После жатвы немного полегчает. В каждой бедняцкой хате еще до молотьбы на току обобьют несколько снопов ржи, высушат в печи, в жерновах смелют и варят кулеш. А когда свезут с поля снопы, по жнивью пасут стадо. Мальчики отлучатся на минутку и вырвут два-три кустика картошки. Конечно, брать чужое нехорошо, но испечь картошку в костре не преступление. Пастушки соберутся вокруг костра, прутиками шевелят головешки, а в горячей золе печется картошка.

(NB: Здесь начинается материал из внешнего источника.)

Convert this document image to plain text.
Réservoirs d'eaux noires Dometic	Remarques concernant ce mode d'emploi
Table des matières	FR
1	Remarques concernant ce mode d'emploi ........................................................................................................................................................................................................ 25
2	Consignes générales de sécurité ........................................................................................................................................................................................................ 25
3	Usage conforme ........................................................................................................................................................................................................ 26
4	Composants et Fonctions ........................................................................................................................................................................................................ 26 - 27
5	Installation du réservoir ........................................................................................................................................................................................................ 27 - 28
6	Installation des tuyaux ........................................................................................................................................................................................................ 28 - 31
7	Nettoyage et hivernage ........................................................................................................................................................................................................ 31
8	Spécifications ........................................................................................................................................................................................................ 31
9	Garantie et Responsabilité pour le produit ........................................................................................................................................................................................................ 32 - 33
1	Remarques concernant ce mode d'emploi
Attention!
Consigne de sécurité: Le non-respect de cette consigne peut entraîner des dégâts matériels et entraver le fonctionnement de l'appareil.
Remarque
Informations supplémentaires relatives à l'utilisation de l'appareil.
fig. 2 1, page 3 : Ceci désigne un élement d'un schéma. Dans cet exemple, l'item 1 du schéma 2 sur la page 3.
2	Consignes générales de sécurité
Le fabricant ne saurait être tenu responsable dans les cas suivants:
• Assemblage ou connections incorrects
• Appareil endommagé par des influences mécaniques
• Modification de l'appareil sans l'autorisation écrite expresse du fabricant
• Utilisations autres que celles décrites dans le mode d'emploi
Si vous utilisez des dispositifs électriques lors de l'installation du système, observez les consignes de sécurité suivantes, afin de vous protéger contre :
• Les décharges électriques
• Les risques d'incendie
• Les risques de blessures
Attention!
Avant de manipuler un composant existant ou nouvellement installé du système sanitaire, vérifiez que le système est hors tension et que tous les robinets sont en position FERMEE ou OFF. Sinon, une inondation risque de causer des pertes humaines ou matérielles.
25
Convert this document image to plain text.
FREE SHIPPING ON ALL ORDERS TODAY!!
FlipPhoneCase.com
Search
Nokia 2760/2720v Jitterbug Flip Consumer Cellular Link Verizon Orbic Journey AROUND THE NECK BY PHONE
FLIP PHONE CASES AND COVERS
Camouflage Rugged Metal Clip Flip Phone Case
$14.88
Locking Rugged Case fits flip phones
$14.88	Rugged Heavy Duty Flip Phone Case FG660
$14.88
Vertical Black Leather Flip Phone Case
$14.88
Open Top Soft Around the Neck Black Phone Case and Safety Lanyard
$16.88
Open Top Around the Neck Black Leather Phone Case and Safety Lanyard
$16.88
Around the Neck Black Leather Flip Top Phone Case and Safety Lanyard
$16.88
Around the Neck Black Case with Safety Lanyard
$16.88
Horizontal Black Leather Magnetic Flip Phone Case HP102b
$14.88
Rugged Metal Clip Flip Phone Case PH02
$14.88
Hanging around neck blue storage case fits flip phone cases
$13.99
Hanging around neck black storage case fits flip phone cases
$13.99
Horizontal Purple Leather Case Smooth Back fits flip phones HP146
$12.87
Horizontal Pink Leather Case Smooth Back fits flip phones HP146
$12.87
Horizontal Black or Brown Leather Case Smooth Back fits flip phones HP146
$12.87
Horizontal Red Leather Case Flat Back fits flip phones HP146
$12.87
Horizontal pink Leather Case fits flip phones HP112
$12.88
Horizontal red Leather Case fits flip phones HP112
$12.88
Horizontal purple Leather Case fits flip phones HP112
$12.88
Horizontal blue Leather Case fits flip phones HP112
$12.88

С нетерпением все ждут, когда она будет готова, а потом перебрасывают картофелину с одной руки в другую, чтобы быстрей остывала, и понемногу чистят кожуру. Смотри в оба, а то обожжешь ладони, когда рассыплется ароматная картофелина...
Незаметно день становится короче, раньше смеркается. Осень на пороге. Теперь можно подольше поспать в ночном, а то и послушать интересную историю. В ночном непременно разводят костер. Взрослые мужики усядутся вокруг него и курят цигарки из самосада. Ребята подбрасывают в огонь собранные в лесу ветки и хворост, любуются, как высоко в безветренный вечер искры летят в небо. Сначала здесь обсуждаются ежедневные житейские дела: говорят о товариществе взаимной помощи, о совместной обработке земли, о государственной помощи беднейшим крестьянам инвентарем и семенами, а потом припомнят, кто сколько коп ржи или пшеницы сжал, кто больше всех боровиков насобирал. Поговорят и о том, кто за кем ухаживает, кто на ком надумал жениться...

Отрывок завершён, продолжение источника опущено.